A Sky Full of Stars
- L. Adams
- Aug 30, 2020
- 1 min read
Some nights I consider myself a star gazer. Other nights I’m a moon gazer. Most nights, I sit out on the stoop and I become a space gazer. You know, the kind where you always have to say, “Earth to Linda!” and wave your hands around. Space gazing is relaxing. It’s dark outside and you don’t really have to focus on anything, and then I am completely alone with my thoughts, or else I shut my brain off and it’s still everywhere.
Imagine this.
You’re outside, on a grassy knoll. It’s completely dark around you, and there’s a soft warm breeze dancing in your hair. You lay down.
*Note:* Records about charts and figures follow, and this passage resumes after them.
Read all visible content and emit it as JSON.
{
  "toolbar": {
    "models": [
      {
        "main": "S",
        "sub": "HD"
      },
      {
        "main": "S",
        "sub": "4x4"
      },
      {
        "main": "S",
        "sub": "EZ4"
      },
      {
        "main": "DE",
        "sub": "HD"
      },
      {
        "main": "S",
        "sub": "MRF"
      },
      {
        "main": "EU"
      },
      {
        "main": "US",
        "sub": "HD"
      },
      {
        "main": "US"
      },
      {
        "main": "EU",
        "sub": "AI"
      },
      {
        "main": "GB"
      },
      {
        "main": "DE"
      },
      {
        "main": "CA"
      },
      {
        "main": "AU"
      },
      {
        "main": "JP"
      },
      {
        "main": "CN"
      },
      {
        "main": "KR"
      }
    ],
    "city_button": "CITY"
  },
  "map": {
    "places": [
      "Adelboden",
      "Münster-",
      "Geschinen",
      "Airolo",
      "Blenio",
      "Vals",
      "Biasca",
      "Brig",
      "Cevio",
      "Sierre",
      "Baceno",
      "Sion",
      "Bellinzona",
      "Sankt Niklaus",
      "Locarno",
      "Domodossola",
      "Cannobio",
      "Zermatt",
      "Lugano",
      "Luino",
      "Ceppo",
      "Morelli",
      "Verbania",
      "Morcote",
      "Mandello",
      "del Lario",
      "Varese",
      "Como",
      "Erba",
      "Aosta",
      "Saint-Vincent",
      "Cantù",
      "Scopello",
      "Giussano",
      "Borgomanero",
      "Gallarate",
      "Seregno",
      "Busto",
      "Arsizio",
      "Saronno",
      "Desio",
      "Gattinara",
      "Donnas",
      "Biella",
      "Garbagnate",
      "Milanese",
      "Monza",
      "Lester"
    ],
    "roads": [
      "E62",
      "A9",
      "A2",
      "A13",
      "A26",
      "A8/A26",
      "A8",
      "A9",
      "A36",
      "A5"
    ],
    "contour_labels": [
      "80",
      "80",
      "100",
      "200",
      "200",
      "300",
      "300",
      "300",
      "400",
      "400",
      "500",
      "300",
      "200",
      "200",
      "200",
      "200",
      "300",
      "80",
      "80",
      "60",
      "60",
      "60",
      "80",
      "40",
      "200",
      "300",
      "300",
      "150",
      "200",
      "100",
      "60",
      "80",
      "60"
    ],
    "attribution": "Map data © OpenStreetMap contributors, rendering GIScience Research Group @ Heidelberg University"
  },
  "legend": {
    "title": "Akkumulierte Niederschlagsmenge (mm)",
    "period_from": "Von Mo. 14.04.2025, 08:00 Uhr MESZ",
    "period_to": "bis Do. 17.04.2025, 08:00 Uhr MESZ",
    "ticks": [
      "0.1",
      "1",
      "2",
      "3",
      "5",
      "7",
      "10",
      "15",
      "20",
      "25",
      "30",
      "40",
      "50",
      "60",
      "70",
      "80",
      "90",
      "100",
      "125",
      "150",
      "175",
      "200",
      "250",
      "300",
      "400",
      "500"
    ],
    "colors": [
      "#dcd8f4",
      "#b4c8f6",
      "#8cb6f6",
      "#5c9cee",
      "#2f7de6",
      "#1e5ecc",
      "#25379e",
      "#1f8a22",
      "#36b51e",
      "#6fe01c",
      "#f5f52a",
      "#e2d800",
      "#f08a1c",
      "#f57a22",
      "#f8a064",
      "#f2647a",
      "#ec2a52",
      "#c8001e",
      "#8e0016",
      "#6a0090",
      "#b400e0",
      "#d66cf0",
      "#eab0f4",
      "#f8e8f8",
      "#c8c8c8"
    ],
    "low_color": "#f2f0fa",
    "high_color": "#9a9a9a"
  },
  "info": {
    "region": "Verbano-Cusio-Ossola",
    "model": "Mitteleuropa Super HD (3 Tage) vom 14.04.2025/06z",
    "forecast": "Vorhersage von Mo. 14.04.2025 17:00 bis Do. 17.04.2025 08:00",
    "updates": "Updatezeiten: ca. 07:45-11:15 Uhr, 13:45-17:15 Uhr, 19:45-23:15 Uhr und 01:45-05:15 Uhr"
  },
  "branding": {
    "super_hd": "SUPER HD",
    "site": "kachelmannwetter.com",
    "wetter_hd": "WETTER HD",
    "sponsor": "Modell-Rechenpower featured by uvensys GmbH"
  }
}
With every sense of your body, you feel the prickles of the grass against your neck, your arms, and your legs. There are no mosquitoes to bite you. You are all alone in this tiny knoll, and up above you is the massive sky. You gaze up, up, up. First of all you can only see the brightest stars. You pick out the simple constellations, and make some of your own up. Then, the more you look, the deeper you see. There are more stars, and more, and the sky seems to fill up right before your eyes. The more you see, the smaller you feel, until you are just one human in a tiny pocket of land, in a massive eternal space full of stars.
I love that feeling of smallness.
I’m out in Oregon now. School starts after Labor Day, and I’m a mixture of emotions. Scared, nervous, excited, calm. Pray for me as I begin this new adventure.